Prof. Dr. med. Reinhold Klein, Autor mehrerer allgemeinmedizinischer Bücher und Lehrbeauftragter für Allgemeinmedizin an der TUM, schildert in der Zeitschrift Der Allgemeinarzt (2017) einen Notruf in der vollen Sprechstunde, der vor Ort an das Bild einer Epilepsie denken lässt.
https://www.allgemeinarzt-online.de/a/fall-ploetzlich-bewusstlos-der-ganze-koerper-zuckt-1835680

Aber auch eine Synkope muss zunächst ganz allgemein bedacht werden:
https://www.allgemeinarzt-online.de/a/was-spricht-fuer-eine-synkope-1563786


Merke
Typisch für einen zerebralen Krampfanfall ist der postiktale Dämmerzustand bzw. die postiktale Verwirrtheit.

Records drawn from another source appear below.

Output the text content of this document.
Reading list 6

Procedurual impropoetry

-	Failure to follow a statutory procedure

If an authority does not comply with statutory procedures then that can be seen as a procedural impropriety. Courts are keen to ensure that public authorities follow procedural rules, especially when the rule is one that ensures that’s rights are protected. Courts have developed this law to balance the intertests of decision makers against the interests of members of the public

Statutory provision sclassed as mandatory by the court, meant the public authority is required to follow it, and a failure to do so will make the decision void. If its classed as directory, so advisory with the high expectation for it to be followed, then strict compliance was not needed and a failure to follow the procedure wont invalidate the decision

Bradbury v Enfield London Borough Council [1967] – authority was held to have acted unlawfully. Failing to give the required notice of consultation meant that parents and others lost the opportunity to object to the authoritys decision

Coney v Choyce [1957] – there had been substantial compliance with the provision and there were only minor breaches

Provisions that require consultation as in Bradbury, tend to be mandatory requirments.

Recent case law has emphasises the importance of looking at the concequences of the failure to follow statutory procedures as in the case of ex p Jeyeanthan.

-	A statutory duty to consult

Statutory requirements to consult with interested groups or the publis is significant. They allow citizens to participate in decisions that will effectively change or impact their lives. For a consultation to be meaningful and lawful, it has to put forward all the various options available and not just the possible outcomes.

Auch finden sich bei Patienten mit Krampfanfällen häufig Harn- und/oder Stuhlinkontinenz und/oder Zungenbiss. Typisch sind ferner Prodromalsymptome bzw. Aura. Diese Symptome gibt es bei einer Synkope nicht.

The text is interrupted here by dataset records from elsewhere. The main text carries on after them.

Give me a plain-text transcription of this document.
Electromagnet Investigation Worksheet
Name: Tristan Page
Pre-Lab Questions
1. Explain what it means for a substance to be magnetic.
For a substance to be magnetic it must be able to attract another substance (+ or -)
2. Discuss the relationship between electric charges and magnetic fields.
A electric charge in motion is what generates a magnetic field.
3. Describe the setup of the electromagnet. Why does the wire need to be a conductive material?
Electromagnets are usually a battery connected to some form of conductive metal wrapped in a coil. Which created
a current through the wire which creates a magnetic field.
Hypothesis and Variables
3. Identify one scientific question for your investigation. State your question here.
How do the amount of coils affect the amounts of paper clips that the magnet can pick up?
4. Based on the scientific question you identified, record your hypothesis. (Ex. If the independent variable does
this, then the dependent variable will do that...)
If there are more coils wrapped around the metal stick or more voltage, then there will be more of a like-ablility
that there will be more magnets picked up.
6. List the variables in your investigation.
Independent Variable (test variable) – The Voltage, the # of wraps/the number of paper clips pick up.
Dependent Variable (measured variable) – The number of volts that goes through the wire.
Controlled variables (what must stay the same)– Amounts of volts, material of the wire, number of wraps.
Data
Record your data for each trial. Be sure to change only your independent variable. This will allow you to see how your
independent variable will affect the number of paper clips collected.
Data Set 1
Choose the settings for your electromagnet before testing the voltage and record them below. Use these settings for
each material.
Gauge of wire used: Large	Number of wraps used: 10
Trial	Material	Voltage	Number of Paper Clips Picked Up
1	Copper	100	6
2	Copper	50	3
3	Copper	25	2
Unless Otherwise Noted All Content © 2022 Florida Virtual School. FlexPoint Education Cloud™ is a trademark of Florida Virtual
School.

Tabelle: Phänomenologische Unterschiede zwischen Synkopen und epileptischen Anfällen

Beobachtung

Synkope

Epileptischer Anfall

Auslöser

Schreck, Miktion, langes Stehen

Selten (Flackerlicht, Reflexepilepsien etc.)

Aura

Selten

Häufig, z. B. aufsteigende Übelkeit, sensomotorische Symptome, Angst

Sehstörung vor Bewusstseinsverlust

Häufig milchig oder schwarz Sehen

Selten

Dauer der Bewusstseinsstörung

Meist < 1 min

Meist > 1 min

Tonusverlust

Meist atonisch

Meist tonisch

Dauer der Konvulsionen

Meist < 20 s

Meist > 1 min

Falls Konvulsionen

Asynchron

Synchron

Gesichtsfarbe

Blass

Rot-bläulich

Atmung

Flach

Apnoisch, stertorös

Nach der Attacke

Rasche Reorientierung, keine Amnesie

Umdämmerung, Amnesie möglich

Muskelkater

Nein

Möglich

Lateraler Zungenbiss

Selten

Häufig


Merke
Betablocker
vermindern beim insulinüberdosierten Diabetiker die adrenerge Gegenregulation und damit adäquate Warnsignale einer Hypoglykämie, die infolgedessen synkopal eintritt.


Gegendruckmanöver verhindert Synkopen

Für Patienten, die eine neurokardiogene Synkope erlitten bzw. zu solchen Synkopen neigen, ist es sinnvoll, sobald Prodromalsymptome auftreten, physikalische Gegendruckmanöver auszuüben: Dazu gehören das Kreuzen der Beine, die Anspannung der Gesäßmuskeln, die Hockstellung und das Handgrip. Mit solchen Manövern gelingt es häufig, die sich anbahnende Synkope zu verhindern.


Risikostratifikation (SFSR)

Die SFSR von 2004 stellt derzeit die einzige Regel für kurzfristige Zeithorizonte dar,welche bereits in verschiedenen Populationen getestet wurde. Dui Autoren haben inzwischen nochmals bekräftigt, dass alle verfügbaren EKGs - nach Möglichkeit auch kardiales Monitoring - Bestandteil des SFSR sein sollten. Ziel ist die Abschätzung des kurzfristigen Risikos (innerhalb von 30 Tagen) eines schwer wiegenden Ereignisses für Patienten, die sich in einer Notaufnahme stellen. In dieser Studie wurde Synkope definiert als : Plötzlicher und vorüber gehender, spontan reversibler Bewusstseins-und Tonusverlust infolge zerebraler Minderperfusion, mit oder ohne Sturz. Trauma, Alkohol-oder Drogen assoziierte Bewusstseinsverluste sowie epileptische Anfälle oder Personen mit verändertem Mentalstatus wurden bei Herleitung der SFSR nicht berücksichtigt. Als unerwünschte Ereignisse gelten: Tod, Myokard-Infarkt, Arrythmie, Lungenembolie, Schlaganfall, subarachnoidale oder signifikante Blutung sowie alle Zustände, welche ein erneutes Aufsuchen der Notfallaufnahme oder eine in Zusammenhang stehende Hospitalisation erfordern (Saccilotto 2013).